The opposite extremes on some of these spectrums may be no less pathological. Those who fall at the extreme Fast to Recover end of the Resilience scale may not be able to feel their own emotions intensely enough to empathize with others. “In order to have healthy relationships,” Davidson asserts, “you need to be able to feel and respond to other people’s emotions, meaning if you are extremely Resilient, others may perceive you as unfeeling and emotionally walled off.”
But wherever we are on these spectrums, he reiterates, most of us are capable of at least nudging ourselves a little closer to the middle ranges, and he even offers concrete strategies that can help us do it. These are culled from the study of the brain mechanisms that are fundamental to emotion. This is a relatively new field. As recently as the 1970s it was common for prominent researchers to view emotion as an inconvenient disruption to logical thinking; but as others have since discovered, the brain’s logical processes depend on emotional processes to a very great degree.
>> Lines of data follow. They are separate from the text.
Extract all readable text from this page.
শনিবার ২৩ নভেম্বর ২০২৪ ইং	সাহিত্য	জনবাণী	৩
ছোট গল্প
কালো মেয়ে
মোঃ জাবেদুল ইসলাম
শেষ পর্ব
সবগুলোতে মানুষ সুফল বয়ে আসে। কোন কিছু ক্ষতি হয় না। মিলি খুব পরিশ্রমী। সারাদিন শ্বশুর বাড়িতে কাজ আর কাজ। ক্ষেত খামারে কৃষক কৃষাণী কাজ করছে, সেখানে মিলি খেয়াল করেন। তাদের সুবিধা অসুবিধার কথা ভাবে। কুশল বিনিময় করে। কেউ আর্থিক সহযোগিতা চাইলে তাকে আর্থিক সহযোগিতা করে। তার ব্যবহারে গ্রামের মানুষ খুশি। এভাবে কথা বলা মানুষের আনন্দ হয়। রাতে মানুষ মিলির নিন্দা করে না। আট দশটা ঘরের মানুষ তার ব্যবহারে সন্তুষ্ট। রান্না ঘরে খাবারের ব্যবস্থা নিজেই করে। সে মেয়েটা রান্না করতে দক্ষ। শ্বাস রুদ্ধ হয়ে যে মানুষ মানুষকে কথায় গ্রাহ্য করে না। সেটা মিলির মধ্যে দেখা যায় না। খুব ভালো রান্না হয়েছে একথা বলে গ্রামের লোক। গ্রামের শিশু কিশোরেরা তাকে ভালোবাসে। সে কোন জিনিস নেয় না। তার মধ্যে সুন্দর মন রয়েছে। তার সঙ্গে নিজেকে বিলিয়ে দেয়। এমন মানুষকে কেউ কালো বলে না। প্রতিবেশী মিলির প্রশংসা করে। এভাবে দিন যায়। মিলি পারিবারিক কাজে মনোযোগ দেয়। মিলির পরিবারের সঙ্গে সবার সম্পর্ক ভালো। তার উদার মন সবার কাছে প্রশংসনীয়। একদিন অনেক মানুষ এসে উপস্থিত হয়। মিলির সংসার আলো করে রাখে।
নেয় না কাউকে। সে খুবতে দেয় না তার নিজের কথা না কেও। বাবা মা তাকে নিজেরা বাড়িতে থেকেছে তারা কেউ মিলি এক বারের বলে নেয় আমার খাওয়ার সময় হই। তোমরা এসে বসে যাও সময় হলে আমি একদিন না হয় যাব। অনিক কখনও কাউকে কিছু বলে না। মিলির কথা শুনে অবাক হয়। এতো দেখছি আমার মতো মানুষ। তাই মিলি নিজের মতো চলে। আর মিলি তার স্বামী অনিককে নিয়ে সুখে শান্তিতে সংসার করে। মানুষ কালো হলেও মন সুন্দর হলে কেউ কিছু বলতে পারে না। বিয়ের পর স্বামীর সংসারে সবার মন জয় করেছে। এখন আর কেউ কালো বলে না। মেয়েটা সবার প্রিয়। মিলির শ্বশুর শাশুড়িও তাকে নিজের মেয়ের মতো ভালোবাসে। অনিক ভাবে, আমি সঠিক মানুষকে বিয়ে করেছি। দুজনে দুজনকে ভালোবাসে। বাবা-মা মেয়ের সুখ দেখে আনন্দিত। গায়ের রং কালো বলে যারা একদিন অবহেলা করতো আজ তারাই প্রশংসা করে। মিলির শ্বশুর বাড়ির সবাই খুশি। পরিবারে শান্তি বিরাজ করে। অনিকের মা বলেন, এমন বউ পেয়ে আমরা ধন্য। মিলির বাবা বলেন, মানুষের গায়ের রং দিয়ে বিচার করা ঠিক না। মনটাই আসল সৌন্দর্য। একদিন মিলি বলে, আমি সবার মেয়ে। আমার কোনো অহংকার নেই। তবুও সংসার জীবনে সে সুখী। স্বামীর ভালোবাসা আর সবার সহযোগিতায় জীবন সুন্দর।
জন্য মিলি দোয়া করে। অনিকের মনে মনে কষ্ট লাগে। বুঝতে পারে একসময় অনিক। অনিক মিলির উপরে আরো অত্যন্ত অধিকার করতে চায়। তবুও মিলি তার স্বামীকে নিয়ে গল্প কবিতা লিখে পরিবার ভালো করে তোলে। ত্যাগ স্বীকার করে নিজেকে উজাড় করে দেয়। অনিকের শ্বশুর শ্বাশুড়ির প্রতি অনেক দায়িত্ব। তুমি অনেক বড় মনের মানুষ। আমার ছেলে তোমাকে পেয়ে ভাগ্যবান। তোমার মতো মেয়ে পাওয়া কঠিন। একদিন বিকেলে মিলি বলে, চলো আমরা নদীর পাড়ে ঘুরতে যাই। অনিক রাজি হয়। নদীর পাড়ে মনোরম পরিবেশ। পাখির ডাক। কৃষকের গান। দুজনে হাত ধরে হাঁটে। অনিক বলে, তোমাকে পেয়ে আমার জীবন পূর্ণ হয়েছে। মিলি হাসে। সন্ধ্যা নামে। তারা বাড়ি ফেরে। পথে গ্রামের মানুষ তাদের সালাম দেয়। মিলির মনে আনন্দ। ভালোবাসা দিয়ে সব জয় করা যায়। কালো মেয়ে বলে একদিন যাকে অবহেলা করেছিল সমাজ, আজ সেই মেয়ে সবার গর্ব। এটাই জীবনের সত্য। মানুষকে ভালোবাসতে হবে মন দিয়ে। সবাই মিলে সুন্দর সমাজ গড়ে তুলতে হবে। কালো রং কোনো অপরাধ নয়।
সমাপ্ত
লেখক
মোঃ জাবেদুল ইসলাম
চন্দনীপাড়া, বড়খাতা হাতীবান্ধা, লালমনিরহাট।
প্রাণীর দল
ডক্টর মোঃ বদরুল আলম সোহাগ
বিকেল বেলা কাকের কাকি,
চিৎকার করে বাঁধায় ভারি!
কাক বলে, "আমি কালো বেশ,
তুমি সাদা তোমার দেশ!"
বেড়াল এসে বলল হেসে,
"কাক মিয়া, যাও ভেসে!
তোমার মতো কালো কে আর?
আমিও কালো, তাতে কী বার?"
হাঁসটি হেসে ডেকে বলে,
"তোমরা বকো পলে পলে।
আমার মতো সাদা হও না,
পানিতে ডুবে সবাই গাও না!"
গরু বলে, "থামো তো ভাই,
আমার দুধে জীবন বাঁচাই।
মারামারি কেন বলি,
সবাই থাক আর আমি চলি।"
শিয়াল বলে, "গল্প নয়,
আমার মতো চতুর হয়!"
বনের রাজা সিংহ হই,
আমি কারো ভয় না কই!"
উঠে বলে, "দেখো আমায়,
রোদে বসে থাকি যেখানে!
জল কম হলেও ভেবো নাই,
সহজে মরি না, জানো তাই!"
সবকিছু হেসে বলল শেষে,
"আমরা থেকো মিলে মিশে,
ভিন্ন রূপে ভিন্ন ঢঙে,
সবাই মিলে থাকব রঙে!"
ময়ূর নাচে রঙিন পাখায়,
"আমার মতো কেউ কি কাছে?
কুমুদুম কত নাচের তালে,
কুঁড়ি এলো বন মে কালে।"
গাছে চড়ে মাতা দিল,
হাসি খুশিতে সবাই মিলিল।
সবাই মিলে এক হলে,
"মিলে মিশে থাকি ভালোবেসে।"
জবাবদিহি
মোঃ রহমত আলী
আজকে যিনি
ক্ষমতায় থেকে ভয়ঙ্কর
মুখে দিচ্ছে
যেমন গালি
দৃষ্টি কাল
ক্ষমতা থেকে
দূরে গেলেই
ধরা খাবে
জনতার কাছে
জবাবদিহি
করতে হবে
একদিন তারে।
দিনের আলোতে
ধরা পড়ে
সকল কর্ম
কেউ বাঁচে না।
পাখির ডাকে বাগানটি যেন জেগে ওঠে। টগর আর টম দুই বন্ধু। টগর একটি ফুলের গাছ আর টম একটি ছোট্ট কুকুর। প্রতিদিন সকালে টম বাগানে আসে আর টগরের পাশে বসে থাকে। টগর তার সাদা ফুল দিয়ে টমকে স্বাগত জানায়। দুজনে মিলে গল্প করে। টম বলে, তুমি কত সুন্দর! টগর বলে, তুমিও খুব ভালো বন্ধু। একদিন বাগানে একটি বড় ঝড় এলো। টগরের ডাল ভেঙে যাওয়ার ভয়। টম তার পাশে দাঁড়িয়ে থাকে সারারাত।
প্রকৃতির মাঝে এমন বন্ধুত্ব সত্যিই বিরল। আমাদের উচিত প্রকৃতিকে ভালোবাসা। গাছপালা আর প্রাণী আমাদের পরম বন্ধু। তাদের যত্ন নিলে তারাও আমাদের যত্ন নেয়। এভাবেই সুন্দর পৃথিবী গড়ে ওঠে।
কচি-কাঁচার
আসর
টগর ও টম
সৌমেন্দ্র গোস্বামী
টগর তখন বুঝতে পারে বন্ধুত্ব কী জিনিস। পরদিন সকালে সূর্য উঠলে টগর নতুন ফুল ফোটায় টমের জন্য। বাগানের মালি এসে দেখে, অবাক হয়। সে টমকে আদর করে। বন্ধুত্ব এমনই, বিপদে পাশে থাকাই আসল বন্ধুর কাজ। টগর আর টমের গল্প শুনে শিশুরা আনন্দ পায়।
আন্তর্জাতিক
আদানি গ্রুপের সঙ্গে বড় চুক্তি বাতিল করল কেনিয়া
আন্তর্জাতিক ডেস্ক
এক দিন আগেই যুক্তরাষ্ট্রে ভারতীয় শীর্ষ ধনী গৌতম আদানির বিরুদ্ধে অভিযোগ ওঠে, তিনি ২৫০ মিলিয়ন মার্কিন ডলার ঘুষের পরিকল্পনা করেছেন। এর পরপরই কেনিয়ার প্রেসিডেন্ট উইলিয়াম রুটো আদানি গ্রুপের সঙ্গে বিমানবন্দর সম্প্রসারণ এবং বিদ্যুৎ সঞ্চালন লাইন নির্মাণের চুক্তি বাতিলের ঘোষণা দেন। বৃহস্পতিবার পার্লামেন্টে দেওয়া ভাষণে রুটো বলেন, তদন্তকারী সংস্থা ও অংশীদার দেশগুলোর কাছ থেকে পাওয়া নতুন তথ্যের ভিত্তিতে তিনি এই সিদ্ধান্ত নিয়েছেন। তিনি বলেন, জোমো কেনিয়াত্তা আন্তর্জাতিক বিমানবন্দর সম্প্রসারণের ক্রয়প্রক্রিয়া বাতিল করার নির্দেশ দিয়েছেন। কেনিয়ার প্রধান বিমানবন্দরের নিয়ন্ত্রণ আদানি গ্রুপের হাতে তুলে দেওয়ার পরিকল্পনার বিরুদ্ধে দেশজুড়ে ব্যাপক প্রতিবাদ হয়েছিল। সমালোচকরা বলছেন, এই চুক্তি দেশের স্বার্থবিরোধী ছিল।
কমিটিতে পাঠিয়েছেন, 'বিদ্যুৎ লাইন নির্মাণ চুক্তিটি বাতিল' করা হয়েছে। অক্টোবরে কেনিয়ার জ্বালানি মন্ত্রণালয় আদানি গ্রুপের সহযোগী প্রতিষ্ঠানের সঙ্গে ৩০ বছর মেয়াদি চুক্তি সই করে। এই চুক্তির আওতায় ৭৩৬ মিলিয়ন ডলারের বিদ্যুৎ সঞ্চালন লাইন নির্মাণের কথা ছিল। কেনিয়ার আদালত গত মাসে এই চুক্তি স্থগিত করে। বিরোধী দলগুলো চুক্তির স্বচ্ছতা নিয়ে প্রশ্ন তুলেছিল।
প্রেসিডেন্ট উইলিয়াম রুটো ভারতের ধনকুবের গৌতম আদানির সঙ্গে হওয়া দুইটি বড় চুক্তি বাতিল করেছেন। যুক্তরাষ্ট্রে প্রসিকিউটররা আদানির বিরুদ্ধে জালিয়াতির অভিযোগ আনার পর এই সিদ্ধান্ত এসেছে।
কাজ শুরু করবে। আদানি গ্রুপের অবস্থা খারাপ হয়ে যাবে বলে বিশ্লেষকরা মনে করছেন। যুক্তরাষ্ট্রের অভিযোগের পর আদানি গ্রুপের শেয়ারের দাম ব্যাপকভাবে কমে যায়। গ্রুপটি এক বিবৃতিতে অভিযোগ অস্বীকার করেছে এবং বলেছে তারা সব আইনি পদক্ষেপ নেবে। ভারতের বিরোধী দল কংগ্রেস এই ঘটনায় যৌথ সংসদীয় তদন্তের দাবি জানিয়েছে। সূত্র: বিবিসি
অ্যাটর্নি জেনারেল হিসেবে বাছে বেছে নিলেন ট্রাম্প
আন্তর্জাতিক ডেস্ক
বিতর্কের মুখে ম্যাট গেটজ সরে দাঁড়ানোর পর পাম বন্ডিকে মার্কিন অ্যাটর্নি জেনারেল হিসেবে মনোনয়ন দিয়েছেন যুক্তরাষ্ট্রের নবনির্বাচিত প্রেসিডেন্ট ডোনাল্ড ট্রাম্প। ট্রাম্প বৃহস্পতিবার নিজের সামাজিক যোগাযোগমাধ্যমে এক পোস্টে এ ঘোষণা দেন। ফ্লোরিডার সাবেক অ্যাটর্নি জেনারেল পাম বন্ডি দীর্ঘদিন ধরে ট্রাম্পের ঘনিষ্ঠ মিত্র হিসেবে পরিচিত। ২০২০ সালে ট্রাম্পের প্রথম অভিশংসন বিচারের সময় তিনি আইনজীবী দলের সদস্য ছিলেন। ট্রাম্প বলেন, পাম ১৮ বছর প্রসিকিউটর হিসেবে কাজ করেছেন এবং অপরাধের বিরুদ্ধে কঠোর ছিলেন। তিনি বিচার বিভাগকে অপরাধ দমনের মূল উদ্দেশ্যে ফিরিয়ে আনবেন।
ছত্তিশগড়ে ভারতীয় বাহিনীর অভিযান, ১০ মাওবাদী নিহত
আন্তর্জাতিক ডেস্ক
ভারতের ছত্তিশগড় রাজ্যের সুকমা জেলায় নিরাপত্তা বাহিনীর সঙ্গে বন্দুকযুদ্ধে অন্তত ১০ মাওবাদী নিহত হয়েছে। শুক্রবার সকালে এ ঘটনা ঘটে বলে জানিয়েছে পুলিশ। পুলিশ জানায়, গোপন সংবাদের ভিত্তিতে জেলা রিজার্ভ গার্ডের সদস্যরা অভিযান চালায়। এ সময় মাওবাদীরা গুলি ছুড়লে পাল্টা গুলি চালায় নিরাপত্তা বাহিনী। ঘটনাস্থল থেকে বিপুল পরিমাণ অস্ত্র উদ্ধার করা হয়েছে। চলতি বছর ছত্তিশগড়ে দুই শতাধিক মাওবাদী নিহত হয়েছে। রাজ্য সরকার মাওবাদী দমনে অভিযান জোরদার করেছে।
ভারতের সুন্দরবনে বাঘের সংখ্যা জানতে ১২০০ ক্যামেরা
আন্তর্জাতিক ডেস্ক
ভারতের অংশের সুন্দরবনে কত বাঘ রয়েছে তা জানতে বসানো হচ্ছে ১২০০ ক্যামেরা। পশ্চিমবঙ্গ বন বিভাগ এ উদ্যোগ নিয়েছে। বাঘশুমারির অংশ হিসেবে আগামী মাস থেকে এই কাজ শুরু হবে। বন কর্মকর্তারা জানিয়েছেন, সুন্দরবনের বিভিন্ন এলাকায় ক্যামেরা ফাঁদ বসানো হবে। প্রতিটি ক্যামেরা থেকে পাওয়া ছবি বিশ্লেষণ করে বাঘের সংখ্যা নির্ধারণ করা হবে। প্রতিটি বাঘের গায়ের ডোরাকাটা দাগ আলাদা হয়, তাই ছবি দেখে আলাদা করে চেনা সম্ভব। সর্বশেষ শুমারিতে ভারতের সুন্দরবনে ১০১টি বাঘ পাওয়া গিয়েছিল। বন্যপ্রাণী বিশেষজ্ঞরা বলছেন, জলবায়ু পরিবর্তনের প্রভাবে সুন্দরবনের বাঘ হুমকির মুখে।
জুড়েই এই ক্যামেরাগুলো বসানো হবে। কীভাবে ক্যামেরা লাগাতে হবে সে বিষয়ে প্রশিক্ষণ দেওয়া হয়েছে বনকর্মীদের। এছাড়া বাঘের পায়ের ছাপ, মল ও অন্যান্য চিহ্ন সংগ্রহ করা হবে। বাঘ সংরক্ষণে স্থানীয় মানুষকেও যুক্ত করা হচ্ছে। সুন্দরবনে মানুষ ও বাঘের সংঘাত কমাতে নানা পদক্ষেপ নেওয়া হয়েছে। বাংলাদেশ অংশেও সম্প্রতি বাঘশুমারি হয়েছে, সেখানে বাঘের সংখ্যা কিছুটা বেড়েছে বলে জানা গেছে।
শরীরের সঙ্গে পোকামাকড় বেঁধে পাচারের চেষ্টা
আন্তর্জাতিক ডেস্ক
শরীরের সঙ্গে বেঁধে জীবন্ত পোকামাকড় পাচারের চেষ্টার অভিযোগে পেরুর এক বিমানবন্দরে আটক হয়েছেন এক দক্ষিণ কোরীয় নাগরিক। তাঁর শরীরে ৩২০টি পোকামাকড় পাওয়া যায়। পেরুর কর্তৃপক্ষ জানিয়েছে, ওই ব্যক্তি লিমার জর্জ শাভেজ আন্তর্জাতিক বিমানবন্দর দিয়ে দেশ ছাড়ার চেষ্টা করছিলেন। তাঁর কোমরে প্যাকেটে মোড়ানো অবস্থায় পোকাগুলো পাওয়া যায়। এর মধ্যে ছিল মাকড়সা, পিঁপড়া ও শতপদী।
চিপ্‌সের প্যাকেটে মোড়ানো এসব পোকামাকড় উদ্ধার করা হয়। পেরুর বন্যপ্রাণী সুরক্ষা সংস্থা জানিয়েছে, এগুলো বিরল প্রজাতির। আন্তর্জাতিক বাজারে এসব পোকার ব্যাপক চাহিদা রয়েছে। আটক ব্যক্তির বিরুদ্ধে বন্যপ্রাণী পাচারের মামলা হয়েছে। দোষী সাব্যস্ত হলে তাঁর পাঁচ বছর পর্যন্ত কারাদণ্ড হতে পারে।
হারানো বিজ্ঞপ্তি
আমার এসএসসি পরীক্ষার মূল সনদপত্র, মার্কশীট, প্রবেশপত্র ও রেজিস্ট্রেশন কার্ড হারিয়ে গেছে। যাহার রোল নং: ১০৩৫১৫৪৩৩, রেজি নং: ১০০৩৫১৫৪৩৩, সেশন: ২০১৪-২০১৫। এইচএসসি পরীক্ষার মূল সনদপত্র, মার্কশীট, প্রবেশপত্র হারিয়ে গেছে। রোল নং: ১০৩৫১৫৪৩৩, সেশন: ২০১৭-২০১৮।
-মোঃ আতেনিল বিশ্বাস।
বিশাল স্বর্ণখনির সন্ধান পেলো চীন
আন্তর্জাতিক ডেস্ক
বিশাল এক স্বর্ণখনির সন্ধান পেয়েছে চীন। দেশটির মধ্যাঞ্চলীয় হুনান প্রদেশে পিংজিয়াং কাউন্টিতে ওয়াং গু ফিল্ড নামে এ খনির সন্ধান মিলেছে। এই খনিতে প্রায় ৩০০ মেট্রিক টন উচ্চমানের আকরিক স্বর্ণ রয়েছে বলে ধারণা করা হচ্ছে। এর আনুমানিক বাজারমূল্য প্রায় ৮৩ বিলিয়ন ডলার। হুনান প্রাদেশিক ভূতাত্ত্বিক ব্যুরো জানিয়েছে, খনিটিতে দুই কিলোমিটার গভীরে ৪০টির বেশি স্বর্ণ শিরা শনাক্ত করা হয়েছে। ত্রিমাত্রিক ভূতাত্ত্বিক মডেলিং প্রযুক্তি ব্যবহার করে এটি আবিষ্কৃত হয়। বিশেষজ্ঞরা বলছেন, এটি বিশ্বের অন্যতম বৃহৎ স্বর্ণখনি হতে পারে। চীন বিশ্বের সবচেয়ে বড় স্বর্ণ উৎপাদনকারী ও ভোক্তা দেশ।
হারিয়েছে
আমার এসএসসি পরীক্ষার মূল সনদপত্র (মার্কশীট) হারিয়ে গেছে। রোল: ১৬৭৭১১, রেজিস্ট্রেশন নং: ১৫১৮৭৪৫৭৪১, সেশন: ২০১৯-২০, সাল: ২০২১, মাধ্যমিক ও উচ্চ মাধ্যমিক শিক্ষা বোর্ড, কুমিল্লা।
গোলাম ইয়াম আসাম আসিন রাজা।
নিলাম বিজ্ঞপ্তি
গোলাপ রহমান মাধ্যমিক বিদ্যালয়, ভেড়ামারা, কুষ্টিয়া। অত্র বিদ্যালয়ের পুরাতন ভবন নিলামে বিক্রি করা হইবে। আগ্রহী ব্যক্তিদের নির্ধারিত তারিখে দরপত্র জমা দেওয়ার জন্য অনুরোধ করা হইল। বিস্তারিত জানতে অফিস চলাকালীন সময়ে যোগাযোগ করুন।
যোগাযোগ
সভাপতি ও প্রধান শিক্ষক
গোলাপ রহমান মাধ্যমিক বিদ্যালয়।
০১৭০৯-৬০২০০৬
We can’t make effective decisions without them, and we certainly can’t grow in our lifelong interpersonal connections without them.
Indeed, Davidson concludes, “emotions help us appreciate others and the world around us; they make life meaningful and fulfilling.” And in case we find ourselves falling short, he reminds us that “who you are today does not need to be who you are tomorrow.”
This positive news holds promise for all our interactions. If thoughtful and honest self-evaluation suggests there is room for improvement in the quality of our relationships, whether with in-laws, intimates or anyone else, we might do much worse than to exercise our ability to change and, in doing so, to transform our life.